España es diferente. No recuerdo con precisión en qué basábamos por aquellos años las diferencias, pero mucho me temo que en cuanto a ellas no hayamos cambiado casi nada. Y ahora me refiero al célebre anuncio que una marca de embutidos ha lanzado semanas atrás cuya consigna viene a ser la misma que la proclamada por Fraga Iribarne cuando todavía el franquismo hacía levantar brazos en alto e incluso llenaba la Plaza de Oriente.
Me divierte la obsesión de querer ser distinto, tanto como me extraña, ya que si las supuestas diferencias fuesen positivas y a favor, miel sobre hojuelas; pero que hagamos bandera de ser distintos apoyándonos en nuestros defectos…no sé si llamarlo estupidez o ganas de epatar rizando el rizo.
Conocerán el anuncio de marras, y habrán visto como una serie de actores, cómicos en su mayoría nos increpan desde la pantalla televisiva, preguntándonos (y contestando también) si a pesar de nuestra economía raquítica y mal estructurada, de políticos ineficaces, del pésimo lugar que ocupamos mundialmente en educación, y de la corrupción superlativa, a pesar de ello, no preferimos vivir aquí puesto que el sol, las tapas, el horario, lo gracioso que somos, la alegría que al parecer desprendemos (¿?), la informalidad y la falta de disciplina, nos pertenecen como esencia inefable y única.
De verdad, entiendo que haya formas diversas de negar la realidad, y entre ellas puede ocupar lugar privilegiado el humor, pero personalmente el anuncio me resulta tan engañoso como vulgar. Pienso que para alguien sensato, aparece más como estallido de envidia de los éxitos de fuera, que como logro o satisfacción por nuestra parte. Me recuerda aquél triunfalismo que nos obligaban a sentir en los citados años cincuenta y sesenta, cuando lograron convencer a muchos de la rabia que Europa nos tenía por vivir tanto tiempo de paz. “Nos tienen manía…” decíamos como si fuésemos los reyes del mambo y no quienes más emigrantes mandábamos  a Holanda, Francia y Alemania.

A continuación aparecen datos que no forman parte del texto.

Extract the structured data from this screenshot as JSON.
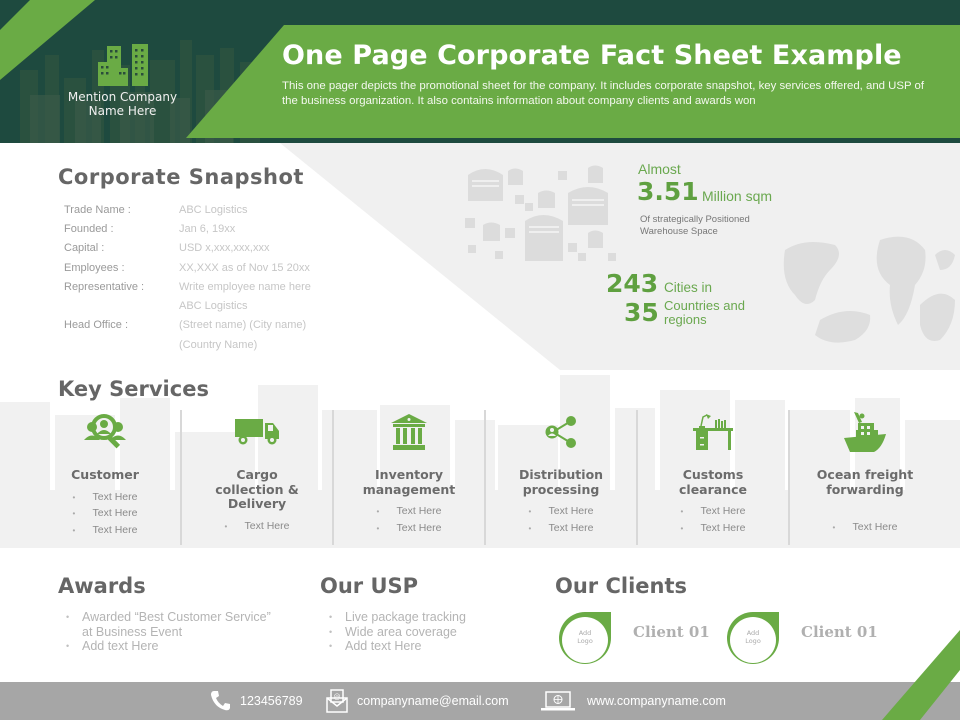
{
  "header": {
    "company_name": "Mention Company Name Here",
    "title": "One Page Corporate Fact Sheet Example",
    "intro": "This one pager depicts the promotional sheet for the company. It includes corporate snapshot, key services offered, and USP of the business organization. It also contains information about company clients and awards won",
    "logo_icon": "buildings-icon"
  },
  "snapshot": {
    "title": "Corporate  Snapshot",
    "rows": [
      {
        "label": "Trade Name :",
        "value": "ABC Logistics"
      },
      {
        "label": "Founded :",
        "value": "Jan 6, 19xx"
      },
      {
        "label": "Capital :",
        "value": "USD x,xxx,xxx,xxx"
      },
      {
        "label": "Employees :",
        "value": "XX,XXX as of Nov 15 20xx"
      },
      {
        "label": "Representative :",
        "value": "Write employee name here"
      },
      {
        "label": "",
        "value": "ABC Logistics"
      },
      {
        "label": "Head Office :",
        "value": "(Street name) (City name)"
      },
      {
        "label": "",
        "value": "(Country Name)"
      }
    ]
  },
  "stats": {
    "almost_label": "Almost",
    "warehouse_value": "3.51",
    "warehouse_unit": "Million  sqm",
    "warehouse_desc": "Of strategically Positioned Warehouse Space",
    "cities_value": "243",
    "cities_label": "Cities  in",
    "countries_value": "35",
    "countries_label": "Countries and regions",
    "warehouse_icon": "warehouse-icon",
    "map_icon": "world-map-icon"
  },
  "services": {
    "title": "Key Services",
    "items": [
      {
        "name": "Customer",
        "icon": "customer-search-icon",
        "bullets": [
          "Text Here",
          "Text Here",
          "Text Here"
        ]
      },
      {
        "name": "Cargo collection  & Delivery",
        "icon": "truck-icon",
        "bullets": [
          "Text Here"
        ]
      },
      {
        "name": "Inventory management",
        "icon": "bank-building-icon",
        "bullets": [
          "Text Here",
          "Text Here"
        ]
      },
      {
        "name": "Distribution processing",
        "icon": "share-network-icon",
        "bullets": [
          "Text Here",
          "Text Here"
        ]
      },
      {
        "name": "Customs clearance",
        "icon": "desk-icon",
        "bullets": [
          "Text Here",
          "Text Here"
        ]
      },
      {
        "name": "Ocean freight forwarding",
        "icon": "ship-icon",
        "bullets": [
          "Text Here"
        ]
      }
    ]
  },
  "awards": {
    "title": "Awards",
    "items": [
      "Awarded “Best Customer Service” at Business Event",
      "Add text Here"
    ]
  },
  "usp": {
    "title": "Our USP",
    "items": [
      "Live package tracking",
      "Wide area coverage",
      "Add text Here"
    ]
  },
  "clients": {
    "title": "Our Clients",
    "items": [
      {
        "logo_text": "Add Logo",
        "name": "Client 01"
      },
      {
        "logo_text": "Add Logo",
        "name": "Client 01"
      }
    ]
  },
  "footer": {
    "phone": "123456789",
    "email": "companyname@email.com",
    "website": "www.companyname.com"
  },
  "colors": {
    "accent_green": "#6aab45",
    "heading_gray": "#666666",
    "footer_gray": "#a6a6a6"
  }
}
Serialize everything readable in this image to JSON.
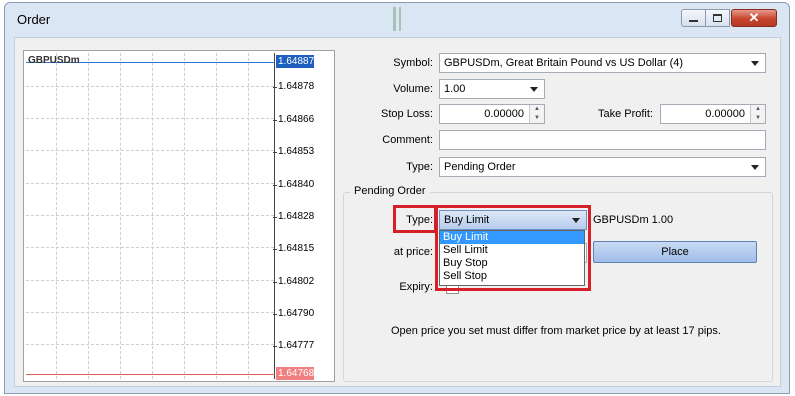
{
  "window": {
    "title": "Order",
    "close_glyph": "✕"
  },
  "chart": {
    "symbol": "GBPUSDm",
    "ask_price": "1.64887",
    "bid_price": "1.64768",
    "price_ticks": [
      "1.64878",
      "1.64866",
      "1.64853",
      "1.64840",
      "1.64828",
      "1.64815",
      "1.64802",
      "1.64790",
      "1.64777"
    ],
    "ask_color": "#1e5fbf",
    "bid_color": "#f08080"
  },
  "form": {
    "symbol_label": "Symbol:",
    "symbol_value": "GBPUSDm, Great Britain Pound vs US Dollar (4)",
    "volume_label": "Volume:",
    "volume_value": "1.00",
    "stop_loss_label": "Stop Loss:",
    "stop_loss_value": "0.00000",
    "take_profit_label": "Take Profit:",
    "take_profit_value": "0.00000",
    "comment_label": "Comment:",
    "comment_value": "",
    "type_label": "Type:",
    "type_value": "Pending Order"
  },
  "pending": {
    "group_title": "Pending Order",
    "type_label": "Type:",
    "type_value": "Buy Limit",
    "type_options": [
      "Buy Limit",
      "Sell Limit",
      "Buy Stop",
      "Sell Stop"
    ],
    "selected_option": "Buy Limit",
    "instrument_info": "GBPUSDm 1.00",
    "at_price_label": "at price:",
    "place_label": "Place",
    "expiry_label": "Expiry:",
    "note": "Open price you set must differ from market price by at least 17 pips.",
    "highlight_color": "#d5202a"
  }
}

Claro que en aquellos años el Régimen necesitaba consolidarse a fuerza de autoengaños, ya que las democracias europeas le hacían el vacío. Franco consiguió que le aplaudieran haciendo de la necesidad del dinero del turismo un espejito mágico en el que diariamente nos indujo a mirarnos y preguntarle: “¿no es cierto que vienen a España porque somos los más simpáticos, chistosos y que mejor saben vivir?” cuando en realidad venían por el sol, el calor  y lo barato de nuestros precios para sus bolsillos.
Lo malo del autoengaño, por muchas voces corales que lo defiendan, es que la caída posterior suele ser durísima y en tiempos de crisis, peor que la crisis misma.

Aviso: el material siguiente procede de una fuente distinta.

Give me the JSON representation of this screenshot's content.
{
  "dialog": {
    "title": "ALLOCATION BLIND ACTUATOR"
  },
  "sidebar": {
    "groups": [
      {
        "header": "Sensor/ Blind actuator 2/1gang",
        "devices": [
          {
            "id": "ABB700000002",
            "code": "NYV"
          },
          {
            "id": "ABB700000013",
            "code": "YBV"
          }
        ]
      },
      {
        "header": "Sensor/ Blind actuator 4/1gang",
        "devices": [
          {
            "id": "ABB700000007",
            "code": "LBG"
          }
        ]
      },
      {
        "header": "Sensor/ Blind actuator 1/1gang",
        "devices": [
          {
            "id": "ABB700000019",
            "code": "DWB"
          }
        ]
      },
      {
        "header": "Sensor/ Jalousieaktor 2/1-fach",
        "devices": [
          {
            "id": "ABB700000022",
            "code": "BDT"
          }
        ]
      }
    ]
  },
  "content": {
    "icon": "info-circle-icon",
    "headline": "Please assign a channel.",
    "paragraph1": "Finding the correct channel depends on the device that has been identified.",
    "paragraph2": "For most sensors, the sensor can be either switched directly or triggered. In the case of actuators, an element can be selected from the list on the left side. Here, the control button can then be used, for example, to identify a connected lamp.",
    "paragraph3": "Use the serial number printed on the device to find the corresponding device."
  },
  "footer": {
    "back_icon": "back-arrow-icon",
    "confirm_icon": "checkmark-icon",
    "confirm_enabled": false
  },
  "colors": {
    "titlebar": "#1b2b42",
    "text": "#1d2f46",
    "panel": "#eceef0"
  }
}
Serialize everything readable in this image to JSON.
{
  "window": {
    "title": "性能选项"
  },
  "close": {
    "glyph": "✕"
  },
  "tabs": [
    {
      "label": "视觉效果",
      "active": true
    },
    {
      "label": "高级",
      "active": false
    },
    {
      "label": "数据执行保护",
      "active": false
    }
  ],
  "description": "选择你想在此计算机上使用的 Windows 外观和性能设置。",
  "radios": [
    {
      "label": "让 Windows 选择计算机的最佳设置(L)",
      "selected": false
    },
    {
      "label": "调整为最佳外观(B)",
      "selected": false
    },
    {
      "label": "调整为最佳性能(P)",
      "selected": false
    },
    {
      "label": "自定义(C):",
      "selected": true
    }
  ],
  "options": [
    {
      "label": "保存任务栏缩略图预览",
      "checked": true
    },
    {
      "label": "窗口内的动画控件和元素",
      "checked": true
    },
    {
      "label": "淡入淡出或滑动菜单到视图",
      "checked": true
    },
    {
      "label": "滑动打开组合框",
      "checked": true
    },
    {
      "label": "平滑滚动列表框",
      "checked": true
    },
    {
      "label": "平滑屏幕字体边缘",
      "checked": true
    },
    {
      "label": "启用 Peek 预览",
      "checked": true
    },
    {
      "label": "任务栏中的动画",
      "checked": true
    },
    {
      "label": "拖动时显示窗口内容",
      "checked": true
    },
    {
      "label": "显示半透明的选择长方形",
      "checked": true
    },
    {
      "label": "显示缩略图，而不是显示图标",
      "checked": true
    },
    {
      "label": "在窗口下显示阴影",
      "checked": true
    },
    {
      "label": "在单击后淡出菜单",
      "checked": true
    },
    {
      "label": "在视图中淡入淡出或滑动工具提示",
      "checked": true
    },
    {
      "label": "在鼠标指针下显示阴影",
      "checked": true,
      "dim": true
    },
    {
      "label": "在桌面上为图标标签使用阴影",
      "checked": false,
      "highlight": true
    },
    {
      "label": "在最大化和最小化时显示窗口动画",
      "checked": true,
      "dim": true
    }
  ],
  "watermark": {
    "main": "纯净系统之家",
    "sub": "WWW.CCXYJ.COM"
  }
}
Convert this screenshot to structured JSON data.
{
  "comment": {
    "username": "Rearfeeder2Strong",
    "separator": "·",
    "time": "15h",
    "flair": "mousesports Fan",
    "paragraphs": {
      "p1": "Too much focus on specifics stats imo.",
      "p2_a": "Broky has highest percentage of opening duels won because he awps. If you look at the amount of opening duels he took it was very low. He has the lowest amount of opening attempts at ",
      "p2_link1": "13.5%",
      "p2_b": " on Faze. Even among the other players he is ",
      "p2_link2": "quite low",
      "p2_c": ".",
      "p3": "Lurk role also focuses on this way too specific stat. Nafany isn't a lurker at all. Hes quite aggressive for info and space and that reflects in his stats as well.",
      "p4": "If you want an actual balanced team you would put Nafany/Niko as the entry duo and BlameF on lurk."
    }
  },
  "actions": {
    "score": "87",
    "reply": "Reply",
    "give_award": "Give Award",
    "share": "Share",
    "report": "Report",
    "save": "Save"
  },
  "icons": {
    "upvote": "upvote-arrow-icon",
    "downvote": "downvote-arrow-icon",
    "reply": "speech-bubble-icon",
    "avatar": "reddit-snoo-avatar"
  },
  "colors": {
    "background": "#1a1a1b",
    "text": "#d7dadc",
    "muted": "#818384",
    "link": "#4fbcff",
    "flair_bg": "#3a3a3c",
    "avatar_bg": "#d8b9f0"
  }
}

Sinceramente, presumir de tonterías, ya sea con las voces de Los Morancos, Chiquito de la Calzada, el añoso Pajares o Chus Lampreabe en plena decadencia, es tan patético como a los de fuera debe parecerles por ejemplo los aeropuertos inservibles, (alguno con estatua del regidor incluída) el número de imputados que ostentan poder político, los problemas sanitarios o la monarquía en decadencia.
Es posible que la empresa de embutidos vea subir sus ventas con el citado anuncio. No me extrañaría. Sería una prueba más de nuestro infantilismo junto a la habitual costumbre de imitar al avestruz.